Warning: /opt/modules/sqoop-1.4.7.bin__hadoop-2.6.0/../zookeeper does not exist! Accumulo imports will fail.
Please set $ZOOKEEPER_HOME to the root of your Zookeeper installation.
解决方法:
进入$SQOOP_HOME/bin下,修改configure-sqoop文件,将下面的内容注释掉:
##user define note#####
## Moved to be a runtime check in sqoop.
if false;then
if [ ! -d "${HCAT_HOME}" ]; then
echo "Warning: $HCAT_HOME does not exist! HCatalog jobs will fail."
echo 'Please set $HCAT_HOME to the root of your HCatalog installation.'
fi
if [ ! -d "${ACCUMULO_HOME}" ]; then
echo "Warning: $ACCUMULO_HOME does not exist!
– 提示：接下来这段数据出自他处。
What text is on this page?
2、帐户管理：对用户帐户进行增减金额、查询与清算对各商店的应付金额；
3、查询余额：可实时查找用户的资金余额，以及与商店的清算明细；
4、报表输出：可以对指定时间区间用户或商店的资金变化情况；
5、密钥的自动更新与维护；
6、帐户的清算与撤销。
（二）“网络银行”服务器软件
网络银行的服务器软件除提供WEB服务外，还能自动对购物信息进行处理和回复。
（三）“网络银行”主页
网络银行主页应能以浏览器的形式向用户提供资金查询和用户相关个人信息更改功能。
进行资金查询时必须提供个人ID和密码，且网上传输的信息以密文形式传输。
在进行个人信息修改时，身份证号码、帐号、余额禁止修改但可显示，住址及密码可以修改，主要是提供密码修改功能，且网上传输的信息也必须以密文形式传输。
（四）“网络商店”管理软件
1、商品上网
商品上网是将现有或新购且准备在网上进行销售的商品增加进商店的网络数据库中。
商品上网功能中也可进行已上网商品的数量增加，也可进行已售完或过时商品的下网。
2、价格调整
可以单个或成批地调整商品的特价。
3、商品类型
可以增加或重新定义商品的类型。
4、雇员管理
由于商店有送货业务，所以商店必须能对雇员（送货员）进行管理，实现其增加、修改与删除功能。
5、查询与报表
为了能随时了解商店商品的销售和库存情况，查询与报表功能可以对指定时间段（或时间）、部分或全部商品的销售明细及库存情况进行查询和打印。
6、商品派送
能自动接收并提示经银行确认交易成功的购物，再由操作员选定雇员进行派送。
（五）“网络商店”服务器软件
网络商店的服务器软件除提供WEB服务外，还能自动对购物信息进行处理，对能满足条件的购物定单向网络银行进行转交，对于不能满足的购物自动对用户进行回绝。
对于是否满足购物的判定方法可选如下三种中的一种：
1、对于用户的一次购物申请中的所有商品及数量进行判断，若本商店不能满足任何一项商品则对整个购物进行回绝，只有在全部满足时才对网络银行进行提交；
Accumulo imports will fail."
echo 'Please set $ACCUMULO_HOME to the root of your Accumulo installation.'
fi
if [ ! -d "${ZOOKEEPER_HOME}" ]; then
echo "Warning: $ZOOKEEPER_HOME does not exist! Accumulo imports will fail."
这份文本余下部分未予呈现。